# M card alternative



## kendq (Jan 12, 2005)

My condo assoc is renewing their contract with Spectrum, in the new proposal they charge rental per box or card, but they do go on to say;
"Another option Residents may choose is to not use our equipment, and stream on their own. Our Spectrum TV app can be assessed on Roku, Roku TV or a Samsung Smart TV." Wouldn't it be nice if Tivo would include those apps so we could save the monthly M card fee ? It would also take away the worry of them not supporting M cards.


----------



## wmcbrine (Aug 2, 2003)

Well... An app is never going to replace a cablecard.

1. First, you can't record from an app -- they only allow live streaming.* Now, TiVo has already come up with a way to deal with this, partly, that works with some of the existing apps (Netflix, Hulu, and Amazon, at least): You can create a OnePass that includes streaming, and links to the streams appear alongside recordings in the Now Playing List, or whatever it's called these days. This is some kind of mix of elegant and kludgy that I won't elaborate on now, but let's give them credit for this one.

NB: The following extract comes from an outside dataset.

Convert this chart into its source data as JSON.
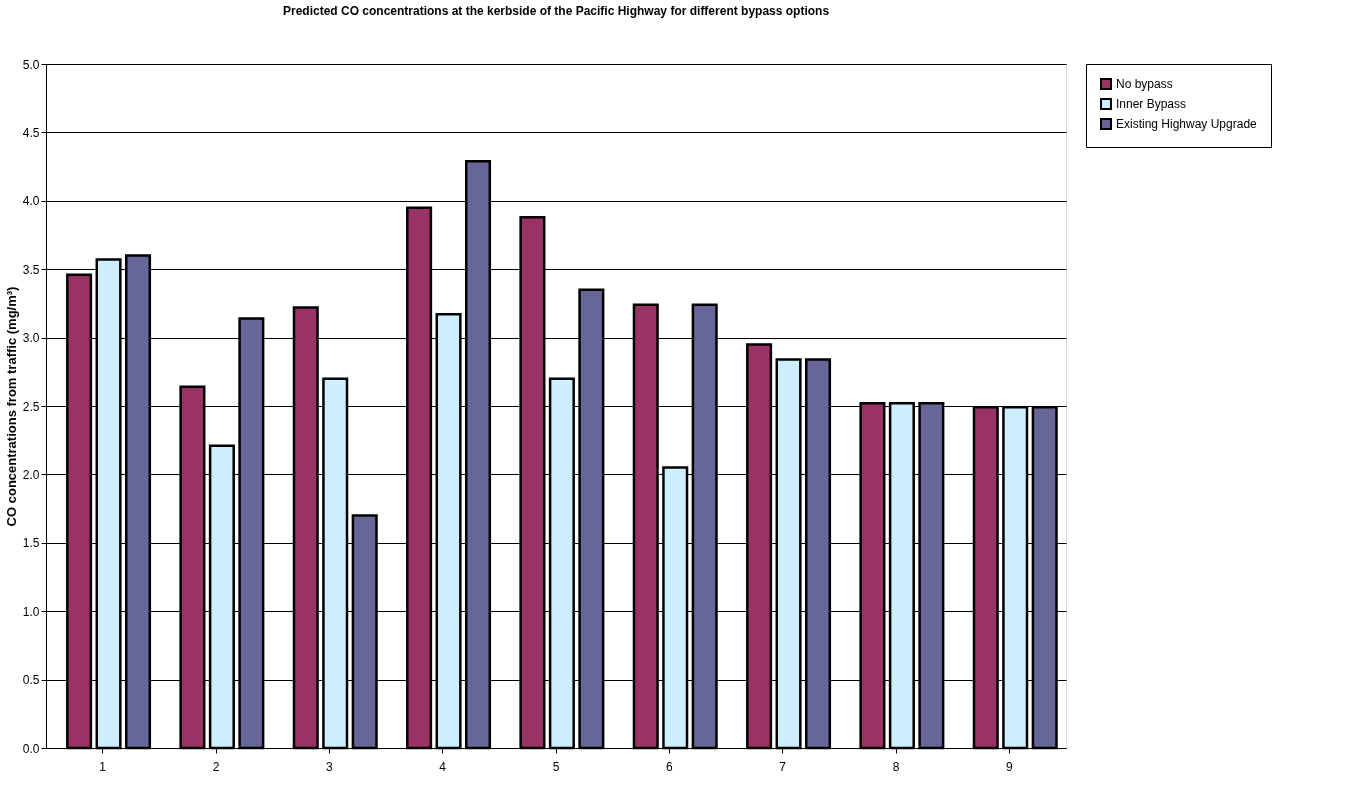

2. Second and more problematically, there's no standard for apps (or rather, there are many standards). If you want the Spectrum app to run on a TiVo, then TiVo Inc. and/or Spectrum have to write a version of the app for the TiVo. This is probably not trivial, and what's worse, TiVo Inc. doesn't make it particularly easy -- they don't provide an open platform for apps, the way Roku, Apple and others do. So they negotiate deals with (a few) providers, vs. the providers just writing the app on their own and submitting it to the relevant app store. You can see which model works better by counting the apps available for each platform... part of that is down to the sheer popularity of the different brands, but part of it is the open vs. closed development processes.

* This isn't inherent to the nature of apps, but it's how everyone's chosen to implement them. This is the only (possible?) exception I know of.


----------



## jrtroo (Feb 4, 2008)

Seems you should be asking Spectrum to write a TiVo app.


----------



## halx (Jul 6, 2018)

That's the problem at Tivo, a lack of Steve Jobs tripping on some primo LSD and saying some outlandish futuristic view for the company. 

What if they just kept the UI / new UI built it was on-top of android? Not very creative thought Apple did it with their OS/UI. However; the upside is application like HULU TV, ROKU, DIRECTV and 1 million more are in reach. Recording challenge could be solved by a HS kid who rips movies off his laptop. Only question is can you make the m-card i/o work on android. Sure googles failed venture with AndroidTV would love to help. 

Tivo call me if you need someone to make that into call, in any case my last Tivo auction end on ebay in two hours. It's been a long strange but good trip, I'll check back in a year.


----------